Changeover: (n) a change from one system or situation to another.

Once again, the system we have precariously referred to as democracy has created a changeover from one leader to another.

It happens every four to eight years, but each time it does, there are those among us who foretell of great evil and damnation because a
certain individual is occupying The Chair.

I have all sorts of chairs in my house. They’ve been occupied by a great variety of humans–and also creatures. But the truth of the matter is, the chair still maintains its quality and dignity.

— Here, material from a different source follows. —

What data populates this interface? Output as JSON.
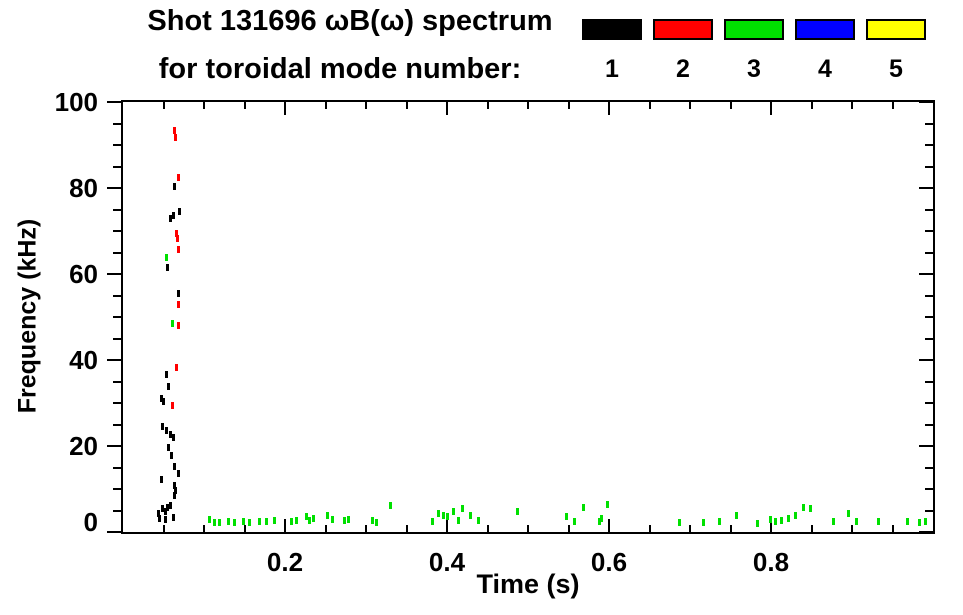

We have selected a form of government that revels in the ridiculous notion of changeover. Businesses do not do this–they search and search until they find a good CEO and they keep that individual in the position until he or she dies or retires.

But not America.

We feel that a “musical chairs” approach to governing will grant us freedom from fascism. It might be true if those who were knocking over other people to get into the chair did not have a bit of fascism in themselves.

So when Eisenhower became President everyone was sure that as a general, he would try to take over the government with the military.

John Kennedy was going to let the Pope rule the country.

Lyndon Johnson would turn the United States over to the control of angry Negroes.

Richard Nixon was determined to bomb Southeast Asia into oblivion.

Jimmy Carter was so peaceful that he would lead us into war.

Ronald Reagan might tax America into poverty with his “trickle-down economics.”

George Bush, Sr., could cripple us with wars in the Middle East.

Bill Clinton was going to legalize every vice in America and have our children offered marijuana cookies in the cafeteria.

George Bush, Jr., would try to finish his Daddy’s war until he bankrupted the country.

Barack Obama–turn the nation over to African-Americans, while white people would be killed in the streets by the anti-Christ.

And now, folks claim that Donald Trump is going to lead us to the brink of destruction and thermonuclear war.

It’s just a changeover, folks.

As always, it is ugly, perhaps foolish and filled with mishaps.

But because we have taught ourselves in this republic to be more critical than helpful, it is virtually impossible for any one human being to devastate the glory of our freedom and the power of our principles.